I found this to be an interesting headline because, of course, the narrative is that the young today are going to be (or already are) the first generation to be less wealthy than their parents’ generation, which, to be fair, the article does tackle:
I’m an anomaly for my generation, though. Research indicates that millennials (that’s generally people born between the 1981 and 1996) are the first generation since the second world war to be worse off than the previous one. We’re less likely to own a home, with just over 40% of people aged between 25-34 being homeowners in 2011, compared to over 65% in 1991. For generation Z (people born between 1996 and 2015), the decrease is even more stark – over 35% owned homes in 1991 compared to just 10% a decade later.
It’s quite sad that the normalisation of reliance on parents has led to a situation in which parental support is now expected, rather than nice to have. I’m no outlier, and I’ve received help from parents before, but consider myself lucky.
Even now that I earn double what my mum does, she won’t take a penny off me, and is quick to spend on me against my protests!

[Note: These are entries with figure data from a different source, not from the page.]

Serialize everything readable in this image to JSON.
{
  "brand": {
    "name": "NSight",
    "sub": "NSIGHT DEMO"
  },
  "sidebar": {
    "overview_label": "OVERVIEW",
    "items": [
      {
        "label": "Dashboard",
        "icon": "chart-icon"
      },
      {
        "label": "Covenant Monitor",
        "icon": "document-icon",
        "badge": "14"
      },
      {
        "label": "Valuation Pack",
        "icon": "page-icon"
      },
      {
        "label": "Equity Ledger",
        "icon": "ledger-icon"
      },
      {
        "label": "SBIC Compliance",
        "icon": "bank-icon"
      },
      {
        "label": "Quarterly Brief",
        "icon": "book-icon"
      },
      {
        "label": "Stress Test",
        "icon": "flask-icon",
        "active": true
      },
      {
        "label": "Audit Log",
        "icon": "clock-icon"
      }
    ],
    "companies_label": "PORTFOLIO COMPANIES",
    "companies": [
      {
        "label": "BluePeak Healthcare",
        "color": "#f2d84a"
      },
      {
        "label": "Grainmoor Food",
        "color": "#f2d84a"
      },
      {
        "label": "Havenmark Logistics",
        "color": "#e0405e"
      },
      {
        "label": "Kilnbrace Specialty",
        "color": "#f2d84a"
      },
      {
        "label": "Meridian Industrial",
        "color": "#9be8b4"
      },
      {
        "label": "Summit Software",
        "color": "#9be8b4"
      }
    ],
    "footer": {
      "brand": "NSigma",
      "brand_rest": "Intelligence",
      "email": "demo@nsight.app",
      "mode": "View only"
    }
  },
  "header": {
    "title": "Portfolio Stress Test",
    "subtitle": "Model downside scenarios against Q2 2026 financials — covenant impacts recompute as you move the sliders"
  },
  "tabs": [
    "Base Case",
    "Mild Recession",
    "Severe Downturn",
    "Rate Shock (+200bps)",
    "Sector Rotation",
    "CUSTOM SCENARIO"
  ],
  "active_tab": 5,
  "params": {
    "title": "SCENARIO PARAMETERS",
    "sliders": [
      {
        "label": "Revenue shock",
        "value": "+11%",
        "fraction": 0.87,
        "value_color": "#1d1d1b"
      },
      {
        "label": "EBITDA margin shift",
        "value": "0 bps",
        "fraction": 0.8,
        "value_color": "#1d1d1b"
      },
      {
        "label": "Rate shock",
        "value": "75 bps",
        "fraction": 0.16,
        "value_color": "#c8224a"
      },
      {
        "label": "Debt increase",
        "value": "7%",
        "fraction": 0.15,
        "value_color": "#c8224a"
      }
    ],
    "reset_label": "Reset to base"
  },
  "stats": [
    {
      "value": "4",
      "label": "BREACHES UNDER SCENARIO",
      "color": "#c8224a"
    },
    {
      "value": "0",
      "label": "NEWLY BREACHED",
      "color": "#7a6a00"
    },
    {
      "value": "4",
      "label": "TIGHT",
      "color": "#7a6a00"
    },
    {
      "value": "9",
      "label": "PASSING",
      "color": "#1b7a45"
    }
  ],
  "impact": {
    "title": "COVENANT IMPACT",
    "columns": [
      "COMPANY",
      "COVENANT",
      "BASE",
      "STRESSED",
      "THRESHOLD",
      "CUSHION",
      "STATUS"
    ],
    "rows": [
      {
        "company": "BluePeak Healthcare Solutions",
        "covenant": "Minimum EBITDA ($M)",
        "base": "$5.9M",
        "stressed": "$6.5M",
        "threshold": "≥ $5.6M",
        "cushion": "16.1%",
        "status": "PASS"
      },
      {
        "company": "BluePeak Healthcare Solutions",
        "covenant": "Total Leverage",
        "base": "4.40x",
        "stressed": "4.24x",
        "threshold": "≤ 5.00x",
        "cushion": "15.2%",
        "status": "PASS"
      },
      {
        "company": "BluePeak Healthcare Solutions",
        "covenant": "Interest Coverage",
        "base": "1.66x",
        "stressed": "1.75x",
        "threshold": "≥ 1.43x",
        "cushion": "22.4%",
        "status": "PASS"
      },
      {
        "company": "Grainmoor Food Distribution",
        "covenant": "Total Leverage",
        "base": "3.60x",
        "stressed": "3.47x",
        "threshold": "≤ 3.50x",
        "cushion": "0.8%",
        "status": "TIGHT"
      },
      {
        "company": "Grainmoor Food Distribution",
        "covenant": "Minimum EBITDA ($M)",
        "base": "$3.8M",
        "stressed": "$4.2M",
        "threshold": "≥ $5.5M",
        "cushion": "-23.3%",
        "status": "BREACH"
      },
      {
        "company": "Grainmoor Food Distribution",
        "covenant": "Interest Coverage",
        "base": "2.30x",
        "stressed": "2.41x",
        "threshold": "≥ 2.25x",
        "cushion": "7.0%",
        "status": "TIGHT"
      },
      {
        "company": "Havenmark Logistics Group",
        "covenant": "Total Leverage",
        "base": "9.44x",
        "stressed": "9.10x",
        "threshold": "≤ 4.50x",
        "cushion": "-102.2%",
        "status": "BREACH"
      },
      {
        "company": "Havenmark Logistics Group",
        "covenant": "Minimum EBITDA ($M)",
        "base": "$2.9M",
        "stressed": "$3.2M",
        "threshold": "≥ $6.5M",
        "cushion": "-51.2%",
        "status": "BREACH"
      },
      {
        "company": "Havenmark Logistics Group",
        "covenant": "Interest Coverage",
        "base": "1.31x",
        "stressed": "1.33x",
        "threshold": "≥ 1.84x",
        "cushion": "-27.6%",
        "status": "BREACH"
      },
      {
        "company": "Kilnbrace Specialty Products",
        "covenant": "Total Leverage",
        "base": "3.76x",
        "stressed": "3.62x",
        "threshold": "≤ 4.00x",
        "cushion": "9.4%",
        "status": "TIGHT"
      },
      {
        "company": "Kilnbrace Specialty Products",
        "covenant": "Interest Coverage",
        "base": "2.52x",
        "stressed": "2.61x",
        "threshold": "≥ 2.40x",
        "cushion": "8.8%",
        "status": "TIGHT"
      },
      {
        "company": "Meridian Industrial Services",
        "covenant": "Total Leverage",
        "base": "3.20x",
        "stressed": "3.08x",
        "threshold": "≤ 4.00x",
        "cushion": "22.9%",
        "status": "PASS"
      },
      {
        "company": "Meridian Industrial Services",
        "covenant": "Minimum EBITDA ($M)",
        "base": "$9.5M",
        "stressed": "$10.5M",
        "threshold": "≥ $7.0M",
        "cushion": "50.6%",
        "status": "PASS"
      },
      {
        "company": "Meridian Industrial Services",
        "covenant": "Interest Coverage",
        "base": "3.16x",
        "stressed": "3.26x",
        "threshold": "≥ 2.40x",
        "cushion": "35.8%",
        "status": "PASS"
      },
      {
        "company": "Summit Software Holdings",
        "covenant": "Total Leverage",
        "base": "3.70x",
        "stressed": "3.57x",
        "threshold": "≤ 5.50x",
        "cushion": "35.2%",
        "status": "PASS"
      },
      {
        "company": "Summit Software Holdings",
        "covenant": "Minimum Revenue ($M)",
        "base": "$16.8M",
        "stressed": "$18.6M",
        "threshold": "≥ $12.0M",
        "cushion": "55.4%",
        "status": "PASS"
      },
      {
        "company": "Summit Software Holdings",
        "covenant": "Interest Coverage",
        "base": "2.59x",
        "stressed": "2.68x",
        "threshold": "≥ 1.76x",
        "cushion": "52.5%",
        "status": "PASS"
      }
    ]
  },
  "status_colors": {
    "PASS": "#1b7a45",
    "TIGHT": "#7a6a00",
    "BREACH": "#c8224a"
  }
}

Also, potentially found a UKPF member!
Sam*, 23, says his background has made him more frugal, even though he now earns what he calls “a significant amount” working for a US tech company.
And this is a bit grim, but good on “Ethan”, and I hope he succeeds beyond his expectations.
While Sam and Alana’s mums own their homes, Ethan’s doesn’t, and ensuring his family is financially comfortable is one of his aims.
“My drive is to help my parents out when they’re older. I said that in my interview for my graduate role – ‘I want to buy my mum a house’, she doesn’t have a mortgage,” he says. “I think they liked that, and it helped me get the job.
“I probably will have to, because her pension’s rubbish. My dad can’t work because of health issues so I’ll have to help him as well. I imagine I’ll be contributing to my younger sister’s university fees as well.”
It’s Ethan’s choice to look after his family money-wise, but that doesn’t mean it doesn’t cause friction: “My parents hate it, I think it’s a sense of pride. But I’d be worried if I hadn’t pushed myself career-wise enough to be able to help them.”
As u/CrispyEminems has made a few comments regarding class, I thought I’d use Google to clear things up.
I came out as Technical Middle Class, which sounds about right.